I remember sitting down with a colleague (and friend) to plan a scheme of learning for Year Eight which needed to get down to the nitty gritty of word and sentence level analysis, as well as improving students’ use of grammar and punctuation in their own writing. We wanted to use a multimodal approach to engage students in a dialogue about how texts were constructed, the similarities and differences in the way meaning is conveyed through images, film and the written word. It ended up being based around a range of texts including ‘Where the Wild Things Are’, ‘Persepolis’ and ‘Stand By Me’, weaving back and forward through the narratives in their different forms and inviting an intelligent discussion which did – inevitably – lead us to the technicalities of how language was being used, and how the students could manipulate it to their own ends. I can tell you now that at the end of it none of those kids would have been any closer to passing the exams that, according to our current government, they should have been sitting two years earlier.
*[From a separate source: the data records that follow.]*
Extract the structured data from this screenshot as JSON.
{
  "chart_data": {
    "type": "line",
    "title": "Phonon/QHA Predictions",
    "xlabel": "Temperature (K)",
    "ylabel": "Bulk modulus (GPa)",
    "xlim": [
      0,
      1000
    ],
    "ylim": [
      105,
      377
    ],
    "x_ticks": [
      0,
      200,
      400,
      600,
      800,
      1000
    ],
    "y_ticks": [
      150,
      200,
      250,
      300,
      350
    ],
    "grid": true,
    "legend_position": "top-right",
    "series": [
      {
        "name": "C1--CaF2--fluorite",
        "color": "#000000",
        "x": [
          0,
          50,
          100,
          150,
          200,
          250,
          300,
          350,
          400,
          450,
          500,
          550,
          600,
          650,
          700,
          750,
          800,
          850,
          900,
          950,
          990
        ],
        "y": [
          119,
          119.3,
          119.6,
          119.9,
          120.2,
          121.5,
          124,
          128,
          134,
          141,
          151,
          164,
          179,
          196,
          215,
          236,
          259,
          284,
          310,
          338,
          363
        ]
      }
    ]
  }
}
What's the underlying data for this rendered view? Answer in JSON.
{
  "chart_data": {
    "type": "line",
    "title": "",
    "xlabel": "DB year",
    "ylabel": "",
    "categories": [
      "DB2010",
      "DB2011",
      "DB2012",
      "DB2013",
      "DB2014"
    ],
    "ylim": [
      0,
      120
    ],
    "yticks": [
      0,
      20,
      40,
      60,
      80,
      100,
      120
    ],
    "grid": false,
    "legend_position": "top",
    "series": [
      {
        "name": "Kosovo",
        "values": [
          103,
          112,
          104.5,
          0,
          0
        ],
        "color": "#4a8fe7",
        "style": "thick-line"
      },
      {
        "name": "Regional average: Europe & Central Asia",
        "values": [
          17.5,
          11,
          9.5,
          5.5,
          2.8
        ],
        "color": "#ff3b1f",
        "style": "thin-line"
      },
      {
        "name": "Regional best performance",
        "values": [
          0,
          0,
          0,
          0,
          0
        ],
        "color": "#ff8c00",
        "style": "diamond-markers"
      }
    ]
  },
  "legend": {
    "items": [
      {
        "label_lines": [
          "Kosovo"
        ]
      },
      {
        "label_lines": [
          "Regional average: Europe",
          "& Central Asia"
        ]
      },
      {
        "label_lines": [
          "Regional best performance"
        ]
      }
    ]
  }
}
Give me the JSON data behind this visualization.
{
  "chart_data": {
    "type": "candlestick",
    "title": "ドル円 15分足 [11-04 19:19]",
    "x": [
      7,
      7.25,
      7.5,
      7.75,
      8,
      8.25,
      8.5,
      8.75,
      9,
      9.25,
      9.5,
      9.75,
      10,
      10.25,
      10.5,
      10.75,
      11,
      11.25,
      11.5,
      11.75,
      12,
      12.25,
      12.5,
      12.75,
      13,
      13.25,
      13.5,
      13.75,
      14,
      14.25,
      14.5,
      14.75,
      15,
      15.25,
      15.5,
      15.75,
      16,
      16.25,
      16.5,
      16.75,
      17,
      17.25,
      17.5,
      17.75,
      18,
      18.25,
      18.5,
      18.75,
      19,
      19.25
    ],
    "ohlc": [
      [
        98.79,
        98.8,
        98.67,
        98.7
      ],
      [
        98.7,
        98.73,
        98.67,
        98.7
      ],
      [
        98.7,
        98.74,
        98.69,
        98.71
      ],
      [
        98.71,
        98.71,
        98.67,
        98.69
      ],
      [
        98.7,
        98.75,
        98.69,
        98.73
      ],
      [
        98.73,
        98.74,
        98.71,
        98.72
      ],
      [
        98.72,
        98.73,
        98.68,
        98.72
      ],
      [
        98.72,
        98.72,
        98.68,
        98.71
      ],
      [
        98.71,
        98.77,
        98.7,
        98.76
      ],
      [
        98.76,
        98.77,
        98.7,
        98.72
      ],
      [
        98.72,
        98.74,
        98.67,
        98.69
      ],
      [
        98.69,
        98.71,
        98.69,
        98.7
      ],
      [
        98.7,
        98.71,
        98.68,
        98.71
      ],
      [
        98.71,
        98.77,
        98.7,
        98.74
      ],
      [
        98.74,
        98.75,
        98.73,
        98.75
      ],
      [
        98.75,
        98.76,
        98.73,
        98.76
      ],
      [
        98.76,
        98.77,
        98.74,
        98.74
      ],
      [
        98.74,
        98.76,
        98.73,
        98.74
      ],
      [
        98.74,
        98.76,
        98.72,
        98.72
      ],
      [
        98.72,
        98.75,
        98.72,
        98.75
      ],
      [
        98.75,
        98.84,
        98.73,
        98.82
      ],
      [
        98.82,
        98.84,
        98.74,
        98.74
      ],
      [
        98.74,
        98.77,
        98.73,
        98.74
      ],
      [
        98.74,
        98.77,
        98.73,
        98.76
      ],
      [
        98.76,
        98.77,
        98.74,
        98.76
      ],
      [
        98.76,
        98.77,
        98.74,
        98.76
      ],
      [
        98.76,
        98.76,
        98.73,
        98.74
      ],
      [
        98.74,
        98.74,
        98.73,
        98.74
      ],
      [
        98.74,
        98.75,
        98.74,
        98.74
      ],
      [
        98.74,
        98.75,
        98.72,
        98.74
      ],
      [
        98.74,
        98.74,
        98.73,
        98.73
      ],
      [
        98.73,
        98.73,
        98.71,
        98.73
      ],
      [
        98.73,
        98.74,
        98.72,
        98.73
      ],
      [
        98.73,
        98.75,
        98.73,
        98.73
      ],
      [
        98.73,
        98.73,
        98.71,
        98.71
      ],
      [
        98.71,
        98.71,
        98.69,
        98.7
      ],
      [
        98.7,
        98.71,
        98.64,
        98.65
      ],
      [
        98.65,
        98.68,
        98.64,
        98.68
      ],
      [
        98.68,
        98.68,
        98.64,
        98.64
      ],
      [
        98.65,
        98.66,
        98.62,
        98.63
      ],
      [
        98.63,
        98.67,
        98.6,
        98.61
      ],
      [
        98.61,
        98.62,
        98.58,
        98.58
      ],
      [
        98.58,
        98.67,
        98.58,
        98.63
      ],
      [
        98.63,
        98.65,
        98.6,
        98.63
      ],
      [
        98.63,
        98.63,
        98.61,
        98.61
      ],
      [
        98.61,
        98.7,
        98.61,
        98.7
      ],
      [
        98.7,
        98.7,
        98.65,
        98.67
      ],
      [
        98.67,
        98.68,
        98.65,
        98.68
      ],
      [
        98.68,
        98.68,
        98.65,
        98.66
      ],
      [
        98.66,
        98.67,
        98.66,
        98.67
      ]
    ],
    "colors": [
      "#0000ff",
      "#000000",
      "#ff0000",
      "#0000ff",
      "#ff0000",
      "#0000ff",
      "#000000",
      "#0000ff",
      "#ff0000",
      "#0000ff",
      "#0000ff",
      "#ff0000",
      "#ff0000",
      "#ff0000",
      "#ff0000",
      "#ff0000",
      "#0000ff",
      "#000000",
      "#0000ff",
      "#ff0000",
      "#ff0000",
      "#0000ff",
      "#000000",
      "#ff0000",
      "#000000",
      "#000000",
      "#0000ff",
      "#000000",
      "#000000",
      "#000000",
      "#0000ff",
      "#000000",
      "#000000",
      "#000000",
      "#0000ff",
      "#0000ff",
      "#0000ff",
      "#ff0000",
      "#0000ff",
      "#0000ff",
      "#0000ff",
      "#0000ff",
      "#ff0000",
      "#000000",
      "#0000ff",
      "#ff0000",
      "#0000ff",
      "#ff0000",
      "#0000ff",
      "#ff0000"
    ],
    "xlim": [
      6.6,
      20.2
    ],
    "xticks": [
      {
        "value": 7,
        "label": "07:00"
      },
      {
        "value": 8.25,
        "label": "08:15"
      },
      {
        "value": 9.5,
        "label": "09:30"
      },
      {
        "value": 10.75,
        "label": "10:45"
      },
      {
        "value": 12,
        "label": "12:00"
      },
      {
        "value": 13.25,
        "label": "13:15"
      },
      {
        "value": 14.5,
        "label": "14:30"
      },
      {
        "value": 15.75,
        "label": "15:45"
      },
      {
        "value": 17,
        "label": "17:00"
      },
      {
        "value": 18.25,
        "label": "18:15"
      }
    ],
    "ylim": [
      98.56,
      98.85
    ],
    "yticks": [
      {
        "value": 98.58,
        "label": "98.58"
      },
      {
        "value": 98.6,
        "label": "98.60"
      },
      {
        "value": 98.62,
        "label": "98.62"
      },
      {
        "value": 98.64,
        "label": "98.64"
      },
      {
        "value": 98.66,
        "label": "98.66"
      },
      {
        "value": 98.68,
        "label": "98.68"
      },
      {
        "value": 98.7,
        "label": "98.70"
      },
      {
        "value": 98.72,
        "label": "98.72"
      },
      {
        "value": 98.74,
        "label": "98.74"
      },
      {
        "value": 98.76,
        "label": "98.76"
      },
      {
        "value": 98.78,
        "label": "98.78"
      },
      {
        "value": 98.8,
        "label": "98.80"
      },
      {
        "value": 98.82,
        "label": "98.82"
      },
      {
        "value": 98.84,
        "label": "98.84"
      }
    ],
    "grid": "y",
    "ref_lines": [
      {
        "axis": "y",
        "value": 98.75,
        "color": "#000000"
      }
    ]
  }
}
But they were more confident readers and writers, and could explain why they (and others) used words the way they did.

All of that aside, it was fun. Not easy – in fact arguably harder than going through the motions of learning by rote because of the degree of thinking involved. But it was interesting: informed by the personalities of myself and my friend, and inviting our students to engage with it on a personal level.

There are a couple of other schemes of learning that stand out to me from Year Nine – a notoriously tricky year where the emotions of puberty are in danger of taking over completely, but an exciting one too when the new level of maturity students are beginning to exhibit can take everything up to another level. One was inspired by a brilliant set of resources from BT, using an exploration of all forms of spoken language as the hook into learning more about how words work. Another took its starting point from an excellent study guide produced by the English and Media Centre to explore the Sherlock Holmes stories, and detective fiction in general. We encouraged students to go into role as detectives as they read and studied the texts, to look out for clues in the language to the meaning that was being created and then be able to apply the techniques themselves as they grew into more confident writers. My kids produced some fantastic stories as a result of what they learnt, with some exhibiting incredibly sophisticated and effective manipulation of language. Could they have told me exactly what grammatical devices they were using and why? I doubt it. Did they need to? No! Not back then anyway…

I could go on, but I imagine you get my point. The nurturing of a writer has very little to do with teaching them to identify fronted adverbials and subordinate clauses, to carefully construct expanded noun phrases and employ the correct balance of semi-colons and exclamation marks. It has everything to do with introducing them to a wide range of texts, with letting them discover for themselves the thrill that comes from reading words that truly speak to you, with giving them the tools and the confidence to be able to construct their own sentences and paragraphs and weave them into whole texts that they are proud of and that mean something.

I know that, in English classrooms up and down the country, that is exactly what is happening. But I fear that it is happening less and less. Because, in our overloaded education system, this sort of learning seems to no longer be valued. And I don’t mean by the teachers – they know what learning looks like, and how to inspire.

But they also have an obligation to get the children in their charge to pass the tests. And if this government remains insistent on testing the wrong things (and testing them way too often) then there will be no space for real learning left at all.